Just when I was curious about what would happen next, there was too much detail about things. For example, just taking a walk to take a bath ends up being a lesson in biology of plant life. I kept thinking, "get back to the story" and "for goodness sake, just take a bath". Another example is that near the end when Ayla is very close to going into labor (to give birth) they are talking about how to make a knife blade. At that point with less than 40 pages to go I'd had enough of the academics and wanted her to have the baby, for goodness sake!

In the beginning of the book the days drag through, one day's time spans many pages. With the business of the story in those first days, added in with the factual information, it was too much. Then at other times of the story they suddenly zoom by in number of weeks or months.

I would have preferred more story and more emotions.

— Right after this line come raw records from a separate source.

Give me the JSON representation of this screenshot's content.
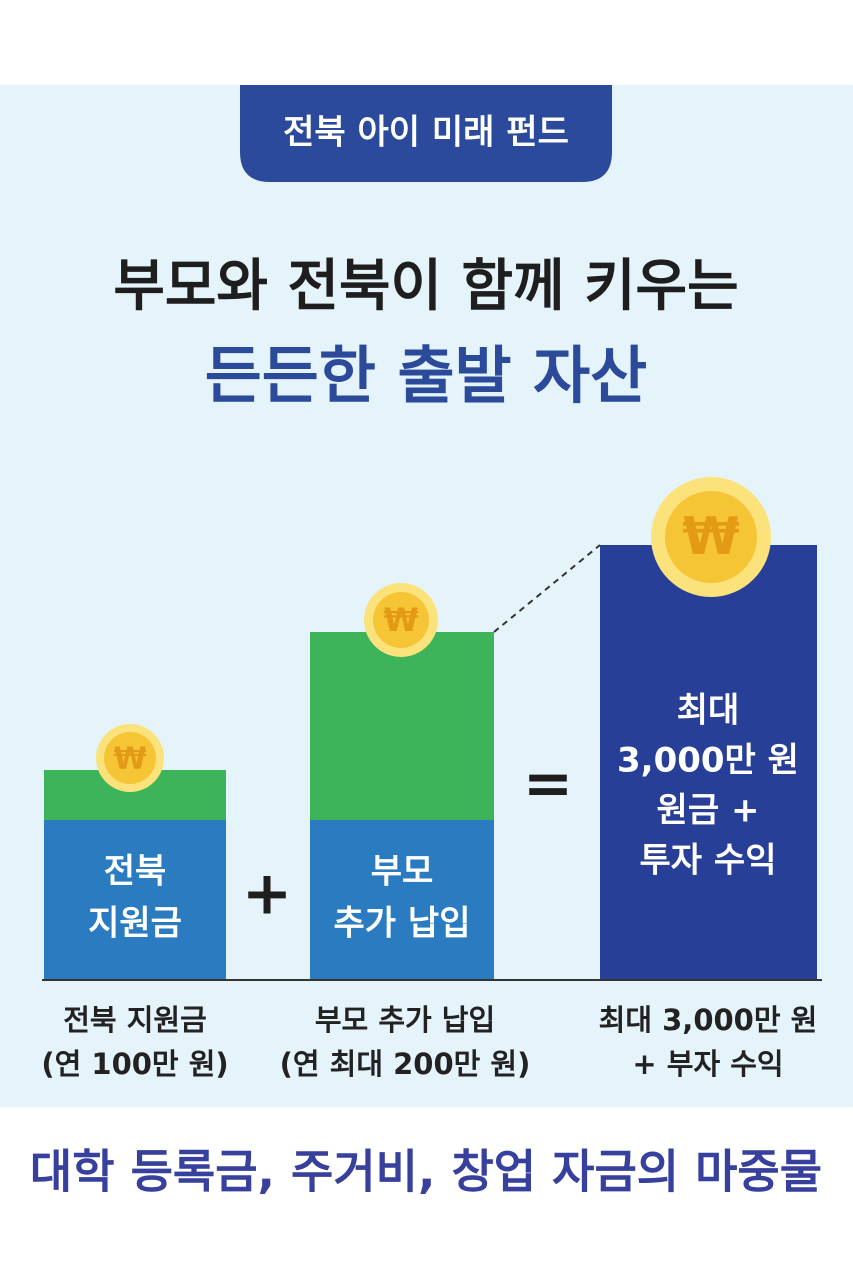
{
  "badge": "전북 아이 미래 펀드",
  "headline": {
    "line1": "부모와 전북이 함께 키우는",
    "line2": "든든한 출발 자산"
  },
  "coin_symbol": "₩",
  "blocks": [
    {
      "lines": [
        "전북",
        "지원금"
      ],
      "caption": [
        "전북 지원금",
        "(연 100만 원)"
      ]
    },
    {
      "lines": [
        "부모",
        "추가 납입"
      ],
      "caption": [
        "부모 추가 납입",
        "(연 최대 200만 원)"
      ]
    },
    {
      "lines": [
        "최대",
        "3,000만 원",
        "원금 +",
        "투자 수익"
      ],
      "caption": [
        "최대 3,000만 원",
        "+ 부자 수익"
      ]
    }
  ],
  "operators": [
    "+",
    "="
  ],
  "footer": "대학 등록금, 주거비, 창업 자금의 마중물"
}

There were many times when I felt Ayla should have had stronger emotions and they were not written about. There were also some occurrences that I thought could have been played out in more detail or picked up later in the story, although perhaps that will happen in the next (and last) novel. For the diehard fans of the Earth's Children series, I think we'll read the book (despite any negative reviews) and cherish the book anyway, (reminding ourselves it is still superior to most fiction out there). The fans will anticipate the last installment of the series, and to see how Ayla makes out in her next phase of life.